19. Met betrekking tot het beroep van eisers op de hoorplicht overweegt de rechtbank als volgt. Nu verweerder het bezwaar ten onrechte niet-ontvankelijk heeft geacht, heeft verweerder zich ten onrechte op het standpunt gesteld dat het bezwaar kennelijk niet-ontvankelijk is. Verweerder kon dan ook niet op grond van artikel 7:3, aanhef en onder a, van de Awb van het horen van eisers afzien. Derhalve is sprake van schending van artikel 7:2 van de Awb.
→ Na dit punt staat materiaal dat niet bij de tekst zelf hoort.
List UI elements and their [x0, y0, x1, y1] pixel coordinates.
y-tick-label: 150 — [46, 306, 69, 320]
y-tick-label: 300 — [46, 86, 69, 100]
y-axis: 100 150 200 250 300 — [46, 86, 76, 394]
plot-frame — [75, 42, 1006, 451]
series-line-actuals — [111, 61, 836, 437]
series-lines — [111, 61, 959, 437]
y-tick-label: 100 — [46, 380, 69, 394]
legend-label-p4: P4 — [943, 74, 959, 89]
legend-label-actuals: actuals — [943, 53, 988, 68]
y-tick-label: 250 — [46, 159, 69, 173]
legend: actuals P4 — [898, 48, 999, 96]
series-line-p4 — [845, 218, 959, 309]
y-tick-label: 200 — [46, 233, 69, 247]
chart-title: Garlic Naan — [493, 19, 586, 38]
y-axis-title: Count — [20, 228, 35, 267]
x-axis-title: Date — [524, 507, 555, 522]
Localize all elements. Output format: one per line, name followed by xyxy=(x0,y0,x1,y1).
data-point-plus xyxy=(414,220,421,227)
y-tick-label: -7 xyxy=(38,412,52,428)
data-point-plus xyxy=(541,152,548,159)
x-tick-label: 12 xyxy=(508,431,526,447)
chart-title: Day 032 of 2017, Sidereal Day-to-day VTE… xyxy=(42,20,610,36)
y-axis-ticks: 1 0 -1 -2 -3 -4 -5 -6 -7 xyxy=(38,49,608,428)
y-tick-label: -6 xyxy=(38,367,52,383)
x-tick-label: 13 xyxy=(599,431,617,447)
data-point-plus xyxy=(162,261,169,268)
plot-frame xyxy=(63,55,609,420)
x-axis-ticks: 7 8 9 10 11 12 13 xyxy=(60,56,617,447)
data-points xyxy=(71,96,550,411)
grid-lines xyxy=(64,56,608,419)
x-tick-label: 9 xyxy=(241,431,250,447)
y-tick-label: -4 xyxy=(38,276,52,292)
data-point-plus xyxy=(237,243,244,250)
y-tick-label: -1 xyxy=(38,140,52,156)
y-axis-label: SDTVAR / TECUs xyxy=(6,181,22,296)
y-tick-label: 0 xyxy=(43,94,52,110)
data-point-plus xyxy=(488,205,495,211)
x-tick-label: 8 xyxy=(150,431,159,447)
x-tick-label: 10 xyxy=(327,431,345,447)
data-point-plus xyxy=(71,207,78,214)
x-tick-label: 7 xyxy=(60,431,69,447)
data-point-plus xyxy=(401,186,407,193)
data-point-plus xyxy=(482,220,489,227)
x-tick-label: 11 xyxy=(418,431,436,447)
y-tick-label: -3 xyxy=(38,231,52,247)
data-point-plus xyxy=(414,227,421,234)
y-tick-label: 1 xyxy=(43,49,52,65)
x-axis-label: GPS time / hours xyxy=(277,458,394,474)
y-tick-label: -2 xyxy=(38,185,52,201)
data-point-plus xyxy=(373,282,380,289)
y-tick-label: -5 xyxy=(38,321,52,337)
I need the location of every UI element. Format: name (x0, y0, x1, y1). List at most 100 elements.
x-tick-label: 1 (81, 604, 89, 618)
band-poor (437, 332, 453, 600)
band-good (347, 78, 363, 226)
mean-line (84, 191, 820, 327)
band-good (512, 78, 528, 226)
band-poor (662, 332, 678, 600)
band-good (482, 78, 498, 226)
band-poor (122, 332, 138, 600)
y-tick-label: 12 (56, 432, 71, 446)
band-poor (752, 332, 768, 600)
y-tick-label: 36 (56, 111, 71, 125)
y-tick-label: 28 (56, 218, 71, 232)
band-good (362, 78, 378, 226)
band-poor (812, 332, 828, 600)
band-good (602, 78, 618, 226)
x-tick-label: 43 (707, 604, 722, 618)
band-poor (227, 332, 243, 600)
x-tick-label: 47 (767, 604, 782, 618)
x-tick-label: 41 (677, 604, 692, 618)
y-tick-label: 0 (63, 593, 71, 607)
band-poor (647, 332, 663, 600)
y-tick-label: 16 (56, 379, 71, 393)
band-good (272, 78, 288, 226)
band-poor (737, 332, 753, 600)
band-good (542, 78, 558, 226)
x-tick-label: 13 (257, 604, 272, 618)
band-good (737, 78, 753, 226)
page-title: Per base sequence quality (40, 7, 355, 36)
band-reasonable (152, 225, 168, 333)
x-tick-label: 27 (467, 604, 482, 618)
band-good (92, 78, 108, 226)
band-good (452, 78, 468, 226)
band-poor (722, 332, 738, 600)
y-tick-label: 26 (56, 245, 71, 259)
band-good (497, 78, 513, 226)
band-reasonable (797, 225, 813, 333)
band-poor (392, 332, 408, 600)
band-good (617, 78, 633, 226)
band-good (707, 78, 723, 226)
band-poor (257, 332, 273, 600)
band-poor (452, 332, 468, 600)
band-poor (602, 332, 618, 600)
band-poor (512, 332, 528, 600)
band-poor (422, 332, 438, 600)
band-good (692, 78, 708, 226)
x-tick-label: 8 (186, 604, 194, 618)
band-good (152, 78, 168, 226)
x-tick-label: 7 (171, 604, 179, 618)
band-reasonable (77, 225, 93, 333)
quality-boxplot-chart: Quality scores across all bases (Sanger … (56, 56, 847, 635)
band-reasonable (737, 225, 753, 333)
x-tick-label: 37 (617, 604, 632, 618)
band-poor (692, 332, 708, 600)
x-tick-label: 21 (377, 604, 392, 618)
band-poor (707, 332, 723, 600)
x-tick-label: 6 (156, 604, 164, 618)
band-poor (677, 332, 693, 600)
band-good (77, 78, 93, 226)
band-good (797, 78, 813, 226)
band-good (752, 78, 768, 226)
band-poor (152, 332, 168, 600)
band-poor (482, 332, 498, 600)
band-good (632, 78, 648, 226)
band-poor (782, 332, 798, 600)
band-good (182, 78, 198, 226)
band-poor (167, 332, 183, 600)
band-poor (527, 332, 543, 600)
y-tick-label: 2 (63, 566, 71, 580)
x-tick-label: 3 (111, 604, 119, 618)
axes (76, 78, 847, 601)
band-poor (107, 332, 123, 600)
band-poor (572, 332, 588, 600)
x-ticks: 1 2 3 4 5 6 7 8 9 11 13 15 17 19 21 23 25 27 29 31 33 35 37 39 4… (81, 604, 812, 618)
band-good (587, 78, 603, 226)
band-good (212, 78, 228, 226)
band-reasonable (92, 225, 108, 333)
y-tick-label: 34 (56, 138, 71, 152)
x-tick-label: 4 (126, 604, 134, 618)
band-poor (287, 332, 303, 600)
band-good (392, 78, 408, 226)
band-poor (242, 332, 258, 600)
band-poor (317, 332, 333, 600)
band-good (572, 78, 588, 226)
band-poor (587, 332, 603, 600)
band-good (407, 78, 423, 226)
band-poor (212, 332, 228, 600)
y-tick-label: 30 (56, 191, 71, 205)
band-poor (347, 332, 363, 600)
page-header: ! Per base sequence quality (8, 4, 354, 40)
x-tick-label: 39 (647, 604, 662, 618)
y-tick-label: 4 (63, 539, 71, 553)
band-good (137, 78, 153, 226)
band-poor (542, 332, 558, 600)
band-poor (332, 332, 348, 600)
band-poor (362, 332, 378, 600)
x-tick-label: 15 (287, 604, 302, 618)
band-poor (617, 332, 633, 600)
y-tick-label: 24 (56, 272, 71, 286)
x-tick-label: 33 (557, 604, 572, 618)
20. Uit het voorgaande volgt dat het bestreden besluit is genomen in strijd met de artikelen 7:2, 7:11 en 7:12 van de Awb. Derhalve zal het beroep gegrond worden verklaard, het bestreden besluit worden vernietigd wegens strijd met de wet en bepaald worden dat verweerder binnen tien weken een nieuw besluit neemt met inachtneming van deze uitspraak.
21. Gelet op het voorgaande is er aanleiding om verweerder als in het ongelijk gestelde partij te veroordelen in de kosten die eisers in verband met de behandeling van het beroep bij de rechtbank redelijkerwijs hebben moeten maken. Deze kosten zijn op de voet van het bepaalde in het Besluit proceskosten bestuursrecht vastgesteld op € 644,-- als kosten van verleende rechtsbijstand (1 punt voor het beroepschrift, 1 punt voor het verschijnen ter zitting; waarde per punt € 322,--, wegingsfactor 1).
22. Op grond van het bepaalde in artikel 8:74 van de Awb wijst de rechtbank de Staat der Nederlanden aan als rechtspersoon ter vergoeding van het door eisers betaalde griffierecht.
IV. BESLISSING
De rechtbank
1. verklaart het beroep gegrond;
2. vernietigt het bestreden besluit;
3. bepaalt dat verweerder binnen tien weken een nieuw besluit neemt met in-achtneming van deze uitspraak;
4. veroordeelt verweerder in de proceskosten, begroot op € 644,-- (zegge: zeshonderd vierenveertig euro), te betalen door de Staat der Nederlanden aan de griffier;
5. wijst de Staat der Nederlanden aan als rechtspersoon ter vergoeding van het door eisers betaalde griffierecht ad € 136,-- (zegge: honderd zesendertig euro).
Gewezen door mr. J.C. Boeree, voorzitter en mrs. H.B. van Gijn en C. Klomp, rechters, in tegenwoordigheid van mr. A.M.L. Huys, griffier, en openbaar gemaakt op: 21 december 2004
De griffier, De voorzitter,
Afschrift verzonden op: 21 december 2004
Conc: AH
Coll:
Bp: -
D: B
Tegen deze uitspraak staat hoger beroep open op de Afdeling bestuursrechtspraak van de Raad van State (adres: Raad van State, Afdeling bestuursrechtspraak, Hoger beroep vreemdelingenzaken, Postbus 16113, 2500 BC 's-Gravenhage). Ingevolge artikel 69, eerste lid, van de Vw 2000 bedraagt de termijn voor het instellen van hoger beroep vier weken. Naast de vereisten waaraan het beroepschrift moet voldoen op grond van artikel 6:5 van de Awb (zoals het overleggen van een afschrift van deze uitspraak) dient het beroepschrift ingevolge artikel 85, eerste lid, van de Vw 2000 een of meer grieven te bevatten. Artikel 6:6 van de Awb (herstel verzuim) is niet van toepassing.